Thursday, February 27, 2020

J-CATCH: When attack helicopters shot down fighter jets

It's been long enough to be a fuzzy memory now. But if you look long enough in the corners of Cold War history, you can find the story of when helicopters showed what they can do against fighter jets.

Yes, helicopters can shoot down planes. Even some of the deadliest planes in the world.

J-CATCH (Joint Countering Attack Helicopter) was a series of exercises the US Army and Air Force held in the late 70s that sounds like something a teenager with a flight combat simulator on his computer would try. The Army had its helicopters armed with machine gun pods, meant to approximate the firepower Soviet helicopters. The Air Force jets swept in... and were promptly cut to pieces. The kill ratio in early exercises, which included F-4s and F-15s, was 5:1 in favor of the helicopters.
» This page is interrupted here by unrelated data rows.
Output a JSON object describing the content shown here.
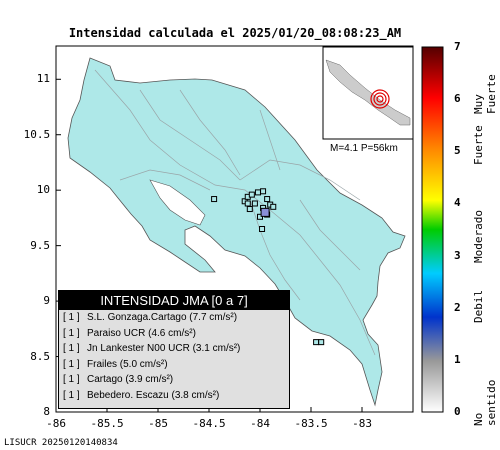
{
  "title": "Intensidad calculada el 2025/01/20_08:08:23_AM",
  "footer_id": "LISUCR 20250120140834",
  "axes": {
    "x_ticks": [
      "-86",
      "-85.5",
      "-85",
      "-84.5",
      "-84",
      "-83.5",
      "-83"
    ],
    "y_ticks": [
      "11",
      "10.5",
      "10",
      "9.5",
      "9",
      "8.5",
      "8"
    ]
  },
  "inset": {
    "info": "M=4.1 P=56km"
  },
  "legend": {
    "header": "INTENSIDAD JMA [0 a 7]",
    "rows": [
      {
        "level": "[ 1 ]",
        "station": "S.L. Gonzaga.Cartago (7.7 cm/s²)"
      },
      {
        "level": "[ 1 ]",
        "station": "Paraiso UCR (4.6 cm/s²)"
      },
      {
        "level": "[ 1 ]",
        "station": "Jn Lankester N00 UCR (3.1 cm/s²)"
      },
      {
        "level": "[ 1 ]",
        "station": "Frailes (5.0 cm/s²)"
      },
      {
        "level": "[ 1 ]",
        "station": "Cartago (3.9 cm/s²)"
      },
      {
        "level": "[ 1 ]",
        "station": "Bebedero. Escazu (3.8 cm/s²)"
      }
    ]
  },
  "colorbar": {
    "ticks": [
      "7",
      "6",
      "5",
      "4",
      "3",
      "2",
      "1",
      "0"
    ],
    "categories": [
      "Muy Fuerte",
      "Fuerte",
      "Moderado",
      "Debil",
      "No sentido"
    ],
    "colors": {
      "top": "#550000",
      "red": "#ff0000",
      "orange": "#ff8800",
      "yellow": "#ffff00",
      "green": "#00cc00",
      "cyan": "#00ccff",
      "blue": "#0033cc",
      "gray": "#999999",
      "bottom": "#ffffff"
    }
  },
  "map_colors": {
    "land": "#aee8e8",
    "sea": "#ffffff",
    "border": "#000000",
    "station_box": "#000000"
  },
  "chart_data": {
    "type": "scatter",
    "title": "Intensidad calculada el 2025/01/20_08:08:23_AM",
    "xlim": [
      -86,
      -82.5
    ],
    "ylim": [
      8,
      11.3
    ],
    "epicenter": {
      "lon": -83.95,
      "lat": 9.8
    },
    "stations": [
      {
        "lon": -84.45,
        "lat": 9.92,
        "intensity": 1
      },
      {
        "lon": -84.15,
        "lat": 9.9,
        "intensity": 1
      },
      {
        "lon": -84.12,
        "lat": 9.94,
        "intensity": 1
      },
      {
        "lon": -84.08,
        "lat": 9.96,
        "intensity": 1
      },
      {
        "lon": -84.05,
        "lat": 9.88,
        "intensity": 1
      },
      {
        "lon": -84.02,
        "lat": 9.98,
        "intensity": 1
      },
      {
        "lon": -83.97,
        "lat": 9.99,
        "intensity": 1
      },
      {
        "lon": -83.93,
        "lat": 9.92,
        "intensity": 1
      },
      {
        "lon": -83.9,
        "lat": 9.87,
        "intensity": 1
      },
      {
        "lon": -83.87,
        "lat": 9.85,
        "intensity": 1
      },
      {
        "lon": -83.97,
        "lat": 9.84,
        "intensity": 1
      },
      {
        "lon": -84.1,
        "lat": 9.83,
        "intensity": 1
      },
      {
        "lon": -83.93,
        "lat": 9.78,
        "intensity": 1
      },
      {
        "lon": -84.0,
        "lat": 9.76,
        "intensity": 1
      },
      {
        "lon": -83.98,
        "lat": 9.65,
        "intensity": 1
      },
      {
        "lon": -84.12,
        "lat": 9.88,
        "intensity": 1
      },
      {
        "lon": -83.45,
        "lat": 8.63,
        "intensity": 1
      },
      {
        "lon": -83.4,
        "lat": 8.63,
        "intensity": 1
      }
    ]
  }
}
This exercise, along with the presence of the heavily armed and armored Mi-24 Hind helicopter in the Soviet arsenal, led the United States to develop specific tactics for fighting attack helicopters. The kill ratio swung back in favor of the fighter jets, though it was still lower than one would expect.

Helicopters are considered more fragile than planes. They're much slower, usually carry shorter-range weapons, and aren't designed to combat air superiority aircraft. But J-CRAFT showed that the element of surprise, combined with some Red Team ingenuity to leverage the maneuverability of the helicopters, could turn the tables. It isn't a strategy the United States intends to carry out, but it's a fun piece of history and a demonstration of what asymmetric warfare in the air might look like.